The same holds true for Swat and even the frequently visited valleys that lie above Murree and Abbottabad. The failure to inculcate the need for sensitivity to local norms and cultures in visitors has only made things worse. While tourists generate money, they also bring with them the greater threat to the environment and the traditions of people. The reluctance to protect these traditions, in the case of the Kalash for example, has made them even more vulnerable to the threat of extinction they today confront.
The problem spans out from beyond the mountains. It also affects regions such as Tharparkar which should be drawing visitors from within and outside the country. Yes, some travel to it and to the adjacent Cholistan in the southern Punjab; but local people report that the numbers have dwindled and the consequences of this are the same as those experienced in the north.
The argument from the government holds that as the security situation improves, tourists will come flooding back to the country; perhaps this will happen; perhaps the mountains will once again ring with the hammering sounds of a climber’s pick or the voices of groups walking along remote mountain ways. But this can happen only if we put the right infrastructure in place. It is not simply a matter of holding back the militant threat but also making it possible for people to reach spots across the country with some degree of ease and with less of the hassle that this currently involves.
While Gilgit Baltistan, Skardu and Chitral are still considered relatively safe, the possibility of being stranded there due to cancellation of flights means many are reluctant to make the journey. Yes, the conditions created by the presence of mountains and the weather they churn up cannot be taken away. But better road links and travel services could perhaps convince people there is, quite literally, a way out in case of an emergency.

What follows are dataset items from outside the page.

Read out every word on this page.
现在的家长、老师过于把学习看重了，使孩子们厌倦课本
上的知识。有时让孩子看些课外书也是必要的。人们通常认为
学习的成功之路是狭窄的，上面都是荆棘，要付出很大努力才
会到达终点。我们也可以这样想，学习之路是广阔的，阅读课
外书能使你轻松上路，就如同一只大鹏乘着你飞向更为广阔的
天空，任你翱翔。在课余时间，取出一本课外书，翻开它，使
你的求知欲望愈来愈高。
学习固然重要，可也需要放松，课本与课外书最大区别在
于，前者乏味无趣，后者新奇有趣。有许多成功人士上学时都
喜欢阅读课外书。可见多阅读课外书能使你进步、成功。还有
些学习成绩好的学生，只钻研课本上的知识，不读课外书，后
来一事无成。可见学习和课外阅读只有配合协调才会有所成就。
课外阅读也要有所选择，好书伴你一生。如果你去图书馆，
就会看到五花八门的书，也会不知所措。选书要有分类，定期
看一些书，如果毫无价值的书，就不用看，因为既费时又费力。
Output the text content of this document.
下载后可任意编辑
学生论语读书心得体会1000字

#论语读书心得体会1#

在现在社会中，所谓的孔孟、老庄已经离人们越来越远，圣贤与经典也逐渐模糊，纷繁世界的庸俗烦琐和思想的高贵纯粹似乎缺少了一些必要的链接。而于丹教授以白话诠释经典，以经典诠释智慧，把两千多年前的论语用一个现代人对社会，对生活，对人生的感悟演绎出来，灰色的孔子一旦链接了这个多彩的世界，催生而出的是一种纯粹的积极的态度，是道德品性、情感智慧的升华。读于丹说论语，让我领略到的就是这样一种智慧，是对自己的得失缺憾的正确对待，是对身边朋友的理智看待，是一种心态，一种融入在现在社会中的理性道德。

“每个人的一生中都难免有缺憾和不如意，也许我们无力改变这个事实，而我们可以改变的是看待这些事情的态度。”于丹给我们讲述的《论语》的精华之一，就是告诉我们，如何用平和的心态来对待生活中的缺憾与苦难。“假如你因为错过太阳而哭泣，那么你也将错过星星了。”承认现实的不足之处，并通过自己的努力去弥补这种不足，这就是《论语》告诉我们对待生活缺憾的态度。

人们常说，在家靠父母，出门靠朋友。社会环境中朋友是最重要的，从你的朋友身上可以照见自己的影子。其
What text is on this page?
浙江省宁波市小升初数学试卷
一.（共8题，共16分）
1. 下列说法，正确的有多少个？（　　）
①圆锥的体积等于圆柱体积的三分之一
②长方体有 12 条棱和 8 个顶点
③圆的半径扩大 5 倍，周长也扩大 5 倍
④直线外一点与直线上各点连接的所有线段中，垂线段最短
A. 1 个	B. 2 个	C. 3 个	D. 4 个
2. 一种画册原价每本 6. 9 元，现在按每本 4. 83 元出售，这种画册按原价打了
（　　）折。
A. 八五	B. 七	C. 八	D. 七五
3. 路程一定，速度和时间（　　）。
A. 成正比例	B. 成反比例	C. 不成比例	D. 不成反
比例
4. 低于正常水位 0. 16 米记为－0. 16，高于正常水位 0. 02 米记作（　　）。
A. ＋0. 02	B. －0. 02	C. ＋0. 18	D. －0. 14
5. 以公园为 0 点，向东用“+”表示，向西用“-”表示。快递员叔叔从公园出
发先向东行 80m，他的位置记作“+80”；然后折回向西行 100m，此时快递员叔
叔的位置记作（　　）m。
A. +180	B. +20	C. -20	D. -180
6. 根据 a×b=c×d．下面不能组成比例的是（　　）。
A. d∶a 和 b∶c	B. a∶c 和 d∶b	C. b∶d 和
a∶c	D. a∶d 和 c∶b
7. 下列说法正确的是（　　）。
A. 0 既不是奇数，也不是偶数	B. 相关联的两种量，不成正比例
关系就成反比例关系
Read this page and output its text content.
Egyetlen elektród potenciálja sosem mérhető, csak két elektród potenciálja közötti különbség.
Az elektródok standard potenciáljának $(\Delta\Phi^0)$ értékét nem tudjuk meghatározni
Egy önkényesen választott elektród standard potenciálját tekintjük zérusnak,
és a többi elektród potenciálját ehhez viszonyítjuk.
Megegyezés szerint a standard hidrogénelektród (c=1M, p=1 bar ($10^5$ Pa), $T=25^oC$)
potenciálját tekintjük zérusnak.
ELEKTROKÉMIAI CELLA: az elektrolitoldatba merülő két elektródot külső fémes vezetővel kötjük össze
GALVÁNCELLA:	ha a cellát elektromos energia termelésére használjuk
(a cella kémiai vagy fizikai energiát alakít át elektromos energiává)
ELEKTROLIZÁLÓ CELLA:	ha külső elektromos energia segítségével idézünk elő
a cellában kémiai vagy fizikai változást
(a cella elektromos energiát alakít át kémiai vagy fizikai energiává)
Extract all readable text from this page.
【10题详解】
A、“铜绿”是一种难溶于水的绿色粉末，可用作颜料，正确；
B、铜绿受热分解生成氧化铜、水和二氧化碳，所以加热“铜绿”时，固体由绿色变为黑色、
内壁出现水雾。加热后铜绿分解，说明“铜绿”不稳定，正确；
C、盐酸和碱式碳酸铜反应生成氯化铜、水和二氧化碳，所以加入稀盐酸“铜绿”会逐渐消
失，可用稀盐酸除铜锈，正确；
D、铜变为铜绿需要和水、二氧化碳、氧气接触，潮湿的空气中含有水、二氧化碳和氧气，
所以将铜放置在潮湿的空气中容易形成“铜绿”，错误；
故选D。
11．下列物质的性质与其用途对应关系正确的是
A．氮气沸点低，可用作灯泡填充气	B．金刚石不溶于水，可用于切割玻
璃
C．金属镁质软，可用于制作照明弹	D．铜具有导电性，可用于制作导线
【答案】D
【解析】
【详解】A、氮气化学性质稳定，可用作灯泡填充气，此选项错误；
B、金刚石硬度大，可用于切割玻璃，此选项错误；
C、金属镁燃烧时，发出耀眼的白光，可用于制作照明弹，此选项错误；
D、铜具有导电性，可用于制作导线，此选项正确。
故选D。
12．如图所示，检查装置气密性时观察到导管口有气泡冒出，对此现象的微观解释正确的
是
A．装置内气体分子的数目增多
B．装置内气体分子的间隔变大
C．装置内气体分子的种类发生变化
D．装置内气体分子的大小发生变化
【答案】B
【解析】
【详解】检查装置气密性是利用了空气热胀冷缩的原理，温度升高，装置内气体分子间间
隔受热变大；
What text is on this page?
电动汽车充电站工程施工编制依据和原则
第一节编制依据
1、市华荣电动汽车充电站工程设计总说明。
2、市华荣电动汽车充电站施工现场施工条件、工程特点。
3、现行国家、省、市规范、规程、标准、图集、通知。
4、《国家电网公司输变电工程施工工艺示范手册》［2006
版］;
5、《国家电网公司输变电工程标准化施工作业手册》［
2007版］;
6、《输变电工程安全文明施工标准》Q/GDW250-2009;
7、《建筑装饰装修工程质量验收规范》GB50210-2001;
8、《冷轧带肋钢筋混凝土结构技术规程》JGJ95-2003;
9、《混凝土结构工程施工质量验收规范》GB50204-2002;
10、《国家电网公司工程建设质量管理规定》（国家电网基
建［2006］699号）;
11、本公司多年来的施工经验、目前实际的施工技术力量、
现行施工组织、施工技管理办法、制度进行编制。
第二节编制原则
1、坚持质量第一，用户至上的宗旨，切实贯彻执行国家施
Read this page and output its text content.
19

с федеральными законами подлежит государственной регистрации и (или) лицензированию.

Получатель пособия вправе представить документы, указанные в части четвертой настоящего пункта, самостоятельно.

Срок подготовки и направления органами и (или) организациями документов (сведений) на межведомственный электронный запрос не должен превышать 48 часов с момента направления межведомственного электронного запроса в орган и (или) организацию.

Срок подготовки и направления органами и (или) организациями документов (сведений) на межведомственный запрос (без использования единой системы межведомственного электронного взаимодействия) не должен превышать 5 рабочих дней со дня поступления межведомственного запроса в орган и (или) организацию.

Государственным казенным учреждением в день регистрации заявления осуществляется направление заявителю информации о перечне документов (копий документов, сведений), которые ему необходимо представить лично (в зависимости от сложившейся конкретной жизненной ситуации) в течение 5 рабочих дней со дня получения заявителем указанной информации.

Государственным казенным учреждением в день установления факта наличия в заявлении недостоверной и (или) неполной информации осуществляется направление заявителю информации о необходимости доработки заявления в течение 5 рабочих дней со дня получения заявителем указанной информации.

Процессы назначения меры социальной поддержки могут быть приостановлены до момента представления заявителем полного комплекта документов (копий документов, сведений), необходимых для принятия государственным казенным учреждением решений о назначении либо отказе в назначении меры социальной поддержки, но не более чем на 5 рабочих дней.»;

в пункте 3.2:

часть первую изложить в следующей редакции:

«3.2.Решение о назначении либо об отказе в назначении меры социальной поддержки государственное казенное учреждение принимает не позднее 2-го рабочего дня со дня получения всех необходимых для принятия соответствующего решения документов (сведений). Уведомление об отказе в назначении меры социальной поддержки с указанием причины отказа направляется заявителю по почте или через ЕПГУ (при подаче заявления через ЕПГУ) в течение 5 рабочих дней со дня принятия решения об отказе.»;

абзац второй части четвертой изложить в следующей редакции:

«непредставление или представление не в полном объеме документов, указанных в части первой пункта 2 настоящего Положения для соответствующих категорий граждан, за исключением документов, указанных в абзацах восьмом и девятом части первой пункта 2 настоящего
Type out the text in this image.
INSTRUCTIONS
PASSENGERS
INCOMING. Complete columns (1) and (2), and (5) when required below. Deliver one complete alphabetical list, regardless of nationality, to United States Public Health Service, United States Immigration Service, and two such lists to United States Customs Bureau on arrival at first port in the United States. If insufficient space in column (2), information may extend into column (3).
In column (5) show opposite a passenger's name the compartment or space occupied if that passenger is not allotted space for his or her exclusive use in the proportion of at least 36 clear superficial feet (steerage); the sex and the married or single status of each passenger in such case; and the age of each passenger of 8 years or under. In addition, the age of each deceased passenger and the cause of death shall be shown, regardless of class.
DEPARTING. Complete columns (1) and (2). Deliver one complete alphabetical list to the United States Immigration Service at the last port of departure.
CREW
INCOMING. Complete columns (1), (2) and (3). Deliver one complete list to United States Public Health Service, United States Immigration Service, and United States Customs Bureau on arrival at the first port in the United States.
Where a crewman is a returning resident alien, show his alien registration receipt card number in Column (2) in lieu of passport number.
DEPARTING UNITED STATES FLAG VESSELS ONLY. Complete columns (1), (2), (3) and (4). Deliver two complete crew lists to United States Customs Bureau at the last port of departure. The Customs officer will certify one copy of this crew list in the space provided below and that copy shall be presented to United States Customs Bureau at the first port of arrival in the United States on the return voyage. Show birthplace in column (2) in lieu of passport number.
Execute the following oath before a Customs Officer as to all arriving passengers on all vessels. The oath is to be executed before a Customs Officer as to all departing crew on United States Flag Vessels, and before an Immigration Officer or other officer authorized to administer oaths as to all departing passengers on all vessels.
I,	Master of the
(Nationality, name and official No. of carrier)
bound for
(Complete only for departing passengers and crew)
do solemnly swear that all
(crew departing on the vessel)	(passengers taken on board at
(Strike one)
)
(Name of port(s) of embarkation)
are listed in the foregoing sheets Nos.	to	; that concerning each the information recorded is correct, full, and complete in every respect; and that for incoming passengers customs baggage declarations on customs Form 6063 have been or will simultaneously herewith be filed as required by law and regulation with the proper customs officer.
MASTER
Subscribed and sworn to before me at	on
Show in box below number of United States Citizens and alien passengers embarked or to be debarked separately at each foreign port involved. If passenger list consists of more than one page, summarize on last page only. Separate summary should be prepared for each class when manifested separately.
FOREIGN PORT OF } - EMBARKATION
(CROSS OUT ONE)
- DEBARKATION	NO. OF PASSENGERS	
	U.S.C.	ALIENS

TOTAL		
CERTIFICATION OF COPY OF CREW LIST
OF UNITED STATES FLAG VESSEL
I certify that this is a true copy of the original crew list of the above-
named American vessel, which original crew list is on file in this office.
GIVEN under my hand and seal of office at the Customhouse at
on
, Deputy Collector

Creating these perceptions is vital for many reasons. It is not just a question of economic need and use of our country’s diversity to draw in revenue from tourism. There is also the issue of what the increased isolation is doing to our mindsets and to the world’s opinion about us.
The fact that fewer and fewer people of other nations visit Pakistan means their view of the country is shaped by the international media and the images it puts out. These consist too often of terrorist attacks or of drought, flood and other disasters. Pakistan has then been labelled in the minds of more and more people as a country that is simply too hazardous to visit, and this can only worsen problems that prevent the kind of activity that should be seen in mountain valleys no matter where they lie in the world.